A debut novelist presents a fictionalized account of her mother’s brutally difficult and often heartbreaking upbringing as the youngest child in a family of destitute sharecroppers during the early 20th century. Nora Mae’s father dreams of riches from agrarian land schemes in an epic tale of the Stovall family that spans from Arizona to Mexico, to Montana, to cotton sharecropping in Mississippi, to the Central Valley in California.

Told from multiple points of view, the writing reaches emotional depths in exploring a mother’s stresses over raising nine children in abject poverty and the waning of her husband’s hopefulness and noble sensibilities under the crushing effect of economic devastation. For the youngest of nine, Nora Mae, survival is the only realistic goal, as she bonds with older, previously abandoned brother Glen to find her solitary path inside the family, as suggested by the title. Scenes are set well with period detail, and race relations of the time are explored in moving scenes. Approaches to pursue overburdened and undercompensated workers’ rights are also explored.

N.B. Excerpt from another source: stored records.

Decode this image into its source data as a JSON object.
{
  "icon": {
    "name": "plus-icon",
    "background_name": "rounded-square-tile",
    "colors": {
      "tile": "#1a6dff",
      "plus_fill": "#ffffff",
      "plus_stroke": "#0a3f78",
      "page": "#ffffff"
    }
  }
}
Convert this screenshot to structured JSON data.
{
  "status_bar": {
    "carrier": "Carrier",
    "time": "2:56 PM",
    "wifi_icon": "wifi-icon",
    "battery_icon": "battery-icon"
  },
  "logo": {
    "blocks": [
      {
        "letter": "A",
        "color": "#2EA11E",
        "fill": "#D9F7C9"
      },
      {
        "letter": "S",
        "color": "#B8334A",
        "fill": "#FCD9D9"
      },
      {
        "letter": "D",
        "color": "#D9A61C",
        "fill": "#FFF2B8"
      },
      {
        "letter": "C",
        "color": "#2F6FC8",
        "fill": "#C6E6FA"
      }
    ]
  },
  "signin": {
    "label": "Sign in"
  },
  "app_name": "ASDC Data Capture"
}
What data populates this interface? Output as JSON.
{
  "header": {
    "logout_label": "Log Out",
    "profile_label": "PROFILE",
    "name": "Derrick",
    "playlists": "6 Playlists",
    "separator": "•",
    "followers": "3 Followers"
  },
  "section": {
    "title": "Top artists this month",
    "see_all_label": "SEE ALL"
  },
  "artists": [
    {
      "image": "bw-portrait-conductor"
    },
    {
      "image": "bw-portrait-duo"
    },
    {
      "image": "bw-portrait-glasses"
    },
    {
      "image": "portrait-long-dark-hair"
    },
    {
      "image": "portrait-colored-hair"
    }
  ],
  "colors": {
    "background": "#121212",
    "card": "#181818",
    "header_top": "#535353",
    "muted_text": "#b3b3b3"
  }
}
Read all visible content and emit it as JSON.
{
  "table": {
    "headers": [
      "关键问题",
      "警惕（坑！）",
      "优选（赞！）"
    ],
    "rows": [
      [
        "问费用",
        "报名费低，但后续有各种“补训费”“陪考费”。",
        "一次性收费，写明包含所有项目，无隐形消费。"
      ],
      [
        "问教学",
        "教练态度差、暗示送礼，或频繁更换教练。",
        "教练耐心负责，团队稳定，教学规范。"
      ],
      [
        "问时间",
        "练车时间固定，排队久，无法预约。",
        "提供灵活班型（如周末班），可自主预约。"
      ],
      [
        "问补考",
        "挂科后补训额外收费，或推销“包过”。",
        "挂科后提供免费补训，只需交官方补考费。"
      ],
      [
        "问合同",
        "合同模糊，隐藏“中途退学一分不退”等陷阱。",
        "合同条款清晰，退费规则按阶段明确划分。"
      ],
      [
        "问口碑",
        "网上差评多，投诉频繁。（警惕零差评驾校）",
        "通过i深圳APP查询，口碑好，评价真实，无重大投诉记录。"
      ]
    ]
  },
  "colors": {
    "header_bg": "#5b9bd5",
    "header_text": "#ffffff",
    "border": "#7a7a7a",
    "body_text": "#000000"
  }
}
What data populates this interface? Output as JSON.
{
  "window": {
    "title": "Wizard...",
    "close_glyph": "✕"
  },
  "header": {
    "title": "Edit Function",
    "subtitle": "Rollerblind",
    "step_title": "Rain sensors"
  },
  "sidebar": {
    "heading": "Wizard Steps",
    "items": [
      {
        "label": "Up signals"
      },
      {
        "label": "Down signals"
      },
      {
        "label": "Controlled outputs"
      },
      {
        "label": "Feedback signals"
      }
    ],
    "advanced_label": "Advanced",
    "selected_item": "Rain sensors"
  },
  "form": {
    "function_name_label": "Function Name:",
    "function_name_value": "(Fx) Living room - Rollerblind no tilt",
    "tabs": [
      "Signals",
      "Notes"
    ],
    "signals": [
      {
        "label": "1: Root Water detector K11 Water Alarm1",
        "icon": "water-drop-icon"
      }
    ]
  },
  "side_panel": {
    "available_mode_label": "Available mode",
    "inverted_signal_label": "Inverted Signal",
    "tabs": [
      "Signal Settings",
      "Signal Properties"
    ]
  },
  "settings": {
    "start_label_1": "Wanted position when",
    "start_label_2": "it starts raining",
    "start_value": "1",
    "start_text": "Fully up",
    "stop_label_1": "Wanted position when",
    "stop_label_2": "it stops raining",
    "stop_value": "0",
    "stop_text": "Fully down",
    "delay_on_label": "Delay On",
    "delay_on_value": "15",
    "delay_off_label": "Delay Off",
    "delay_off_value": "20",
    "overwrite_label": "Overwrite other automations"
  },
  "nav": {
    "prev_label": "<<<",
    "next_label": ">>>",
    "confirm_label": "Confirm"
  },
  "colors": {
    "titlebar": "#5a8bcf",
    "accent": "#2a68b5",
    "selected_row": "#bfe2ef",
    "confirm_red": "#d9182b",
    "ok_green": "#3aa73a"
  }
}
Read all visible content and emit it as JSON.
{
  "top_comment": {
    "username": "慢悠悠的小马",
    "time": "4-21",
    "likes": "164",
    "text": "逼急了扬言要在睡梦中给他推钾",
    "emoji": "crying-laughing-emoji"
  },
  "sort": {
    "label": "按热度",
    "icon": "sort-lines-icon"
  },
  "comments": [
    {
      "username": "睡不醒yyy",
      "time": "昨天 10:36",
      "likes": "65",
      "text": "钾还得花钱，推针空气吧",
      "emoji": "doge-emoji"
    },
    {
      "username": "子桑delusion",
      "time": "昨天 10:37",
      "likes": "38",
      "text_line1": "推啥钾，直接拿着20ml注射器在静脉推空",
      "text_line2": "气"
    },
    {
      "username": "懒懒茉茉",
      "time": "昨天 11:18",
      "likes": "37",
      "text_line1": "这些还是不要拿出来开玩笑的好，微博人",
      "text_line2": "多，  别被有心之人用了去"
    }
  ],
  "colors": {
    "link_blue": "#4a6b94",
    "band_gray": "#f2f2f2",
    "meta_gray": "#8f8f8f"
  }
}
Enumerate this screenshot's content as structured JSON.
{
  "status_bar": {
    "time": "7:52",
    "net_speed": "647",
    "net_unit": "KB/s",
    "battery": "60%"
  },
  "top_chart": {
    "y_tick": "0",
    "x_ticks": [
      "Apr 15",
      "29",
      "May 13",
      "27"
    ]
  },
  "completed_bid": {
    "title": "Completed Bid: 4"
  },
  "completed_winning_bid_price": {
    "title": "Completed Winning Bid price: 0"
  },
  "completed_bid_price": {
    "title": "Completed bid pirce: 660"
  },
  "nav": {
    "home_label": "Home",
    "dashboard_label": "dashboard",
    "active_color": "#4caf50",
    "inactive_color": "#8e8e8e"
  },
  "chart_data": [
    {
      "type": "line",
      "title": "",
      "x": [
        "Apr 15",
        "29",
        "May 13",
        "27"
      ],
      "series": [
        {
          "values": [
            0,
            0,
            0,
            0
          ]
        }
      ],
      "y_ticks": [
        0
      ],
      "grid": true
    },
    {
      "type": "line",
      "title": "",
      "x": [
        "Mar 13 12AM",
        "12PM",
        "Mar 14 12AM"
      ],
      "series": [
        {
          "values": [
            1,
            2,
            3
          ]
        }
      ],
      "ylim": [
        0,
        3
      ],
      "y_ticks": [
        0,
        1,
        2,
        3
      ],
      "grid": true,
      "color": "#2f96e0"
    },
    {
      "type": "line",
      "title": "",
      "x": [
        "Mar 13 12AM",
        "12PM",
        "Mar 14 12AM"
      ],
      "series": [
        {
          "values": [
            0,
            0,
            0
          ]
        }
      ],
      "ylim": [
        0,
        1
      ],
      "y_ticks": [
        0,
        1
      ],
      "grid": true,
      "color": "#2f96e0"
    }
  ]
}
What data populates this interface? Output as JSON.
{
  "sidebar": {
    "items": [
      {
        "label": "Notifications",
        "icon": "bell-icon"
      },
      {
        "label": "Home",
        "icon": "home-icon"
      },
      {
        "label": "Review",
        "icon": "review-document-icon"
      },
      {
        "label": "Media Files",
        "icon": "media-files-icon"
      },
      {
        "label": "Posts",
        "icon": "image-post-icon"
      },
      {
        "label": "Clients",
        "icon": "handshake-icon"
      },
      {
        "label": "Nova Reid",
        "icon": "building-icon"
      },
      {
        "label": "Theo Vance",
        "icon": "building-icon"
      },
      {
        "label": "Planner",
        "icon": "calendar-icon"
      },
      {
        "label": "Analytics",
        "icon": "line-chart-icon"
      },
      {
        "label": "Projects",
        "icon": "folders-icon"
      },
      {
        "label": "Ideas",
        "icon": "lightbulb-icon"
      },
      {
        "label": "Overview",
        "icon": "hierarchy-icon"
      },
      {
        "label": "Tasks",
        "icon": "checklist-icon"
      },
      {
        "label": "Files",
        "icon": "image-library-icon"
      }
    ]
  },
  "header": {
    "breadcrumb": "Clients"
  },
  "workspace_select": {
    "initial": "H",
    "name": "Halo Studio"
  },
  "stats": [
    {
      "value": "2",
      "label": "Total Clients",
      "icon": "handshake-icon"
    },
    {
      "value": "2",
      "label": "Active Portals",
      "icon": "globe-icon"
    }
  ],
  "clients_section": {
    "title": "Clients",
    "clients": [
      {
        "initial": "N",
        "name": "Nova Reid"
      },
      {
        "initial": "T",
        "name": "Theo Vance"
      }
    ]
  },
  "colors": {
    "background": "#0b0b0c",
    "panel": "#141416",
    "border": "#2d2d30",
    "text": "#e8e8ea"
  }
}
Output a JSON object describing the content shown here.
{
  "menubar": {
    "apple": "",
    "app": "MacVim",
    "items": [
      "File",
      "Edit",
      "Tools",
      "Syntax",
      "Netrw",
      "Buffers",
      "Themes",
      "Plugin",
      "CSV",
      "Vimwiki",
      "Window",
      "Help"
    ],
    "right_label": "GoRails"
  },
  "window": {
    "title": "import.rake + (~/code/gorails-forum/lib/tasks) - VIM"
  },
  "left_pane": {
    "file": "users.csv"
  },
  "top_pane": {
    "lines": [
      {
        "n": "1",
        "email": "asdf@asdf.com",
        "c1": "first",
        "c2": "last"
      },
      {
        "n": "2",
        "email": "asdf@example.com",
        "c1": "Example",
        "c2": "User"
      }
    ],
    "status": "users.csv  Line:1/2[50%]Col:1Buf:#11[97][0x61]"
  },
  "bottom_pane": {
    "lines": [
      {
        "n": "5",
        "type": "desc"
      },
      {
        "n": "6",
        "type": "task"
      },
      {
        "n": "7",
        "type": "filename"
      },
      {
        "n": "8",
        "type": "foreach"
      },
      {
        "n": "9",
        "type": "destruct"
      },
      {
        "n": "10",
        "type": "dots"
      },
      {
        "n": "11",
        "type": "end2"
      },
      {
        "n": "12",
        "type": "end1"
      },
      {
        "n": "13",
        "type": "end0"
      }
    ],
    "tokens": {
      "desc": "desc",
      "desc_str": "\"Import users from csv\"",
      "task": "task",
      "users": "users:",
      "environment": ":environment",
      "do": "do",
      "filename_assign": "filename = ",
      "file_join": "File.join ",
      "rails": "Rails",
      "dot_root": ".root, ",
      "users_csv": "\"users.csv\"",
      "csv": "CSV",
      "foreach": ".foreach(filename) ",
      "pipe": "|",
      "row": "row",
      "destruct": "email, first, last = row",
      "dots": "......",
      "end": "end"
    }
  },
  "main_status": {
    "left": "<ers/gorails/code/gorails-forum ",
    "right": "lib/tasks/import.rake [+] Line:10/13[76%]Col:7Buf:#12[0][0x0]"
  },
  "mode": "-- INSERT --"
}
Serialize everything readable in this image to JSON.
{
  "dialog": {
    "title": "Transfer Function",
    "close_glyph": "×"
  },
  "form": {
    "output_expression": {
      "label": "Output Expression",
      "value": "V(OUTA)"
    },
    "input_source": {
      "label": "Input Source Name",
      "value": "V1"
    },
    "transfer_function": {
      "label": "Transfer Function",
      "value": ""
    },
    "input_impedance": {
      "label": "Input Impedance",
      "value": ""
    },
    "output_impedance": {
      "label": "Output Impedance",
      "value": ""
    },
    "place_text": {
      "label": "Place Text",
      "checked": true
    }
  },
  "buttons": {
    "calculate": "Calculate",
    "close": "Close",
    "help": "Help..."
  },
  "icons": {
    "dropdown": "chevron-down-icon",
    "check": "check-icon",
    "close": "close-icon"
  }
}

The author notes “This book is a work of fiction. It’s also true.” In this sense, she taps into her mother’s family history for inspiration, with an unsparing look that seems to come from deep inside her at the hardships and tragedies of the agrarian working class based on experiences of real people. An excellent read for fans of Kristin Hannah’s The Four Winds and John Steinbeck’s classic tale of displaced tenant farmers during the Dust Bowl and Great Depression, The Grapes of Wrath.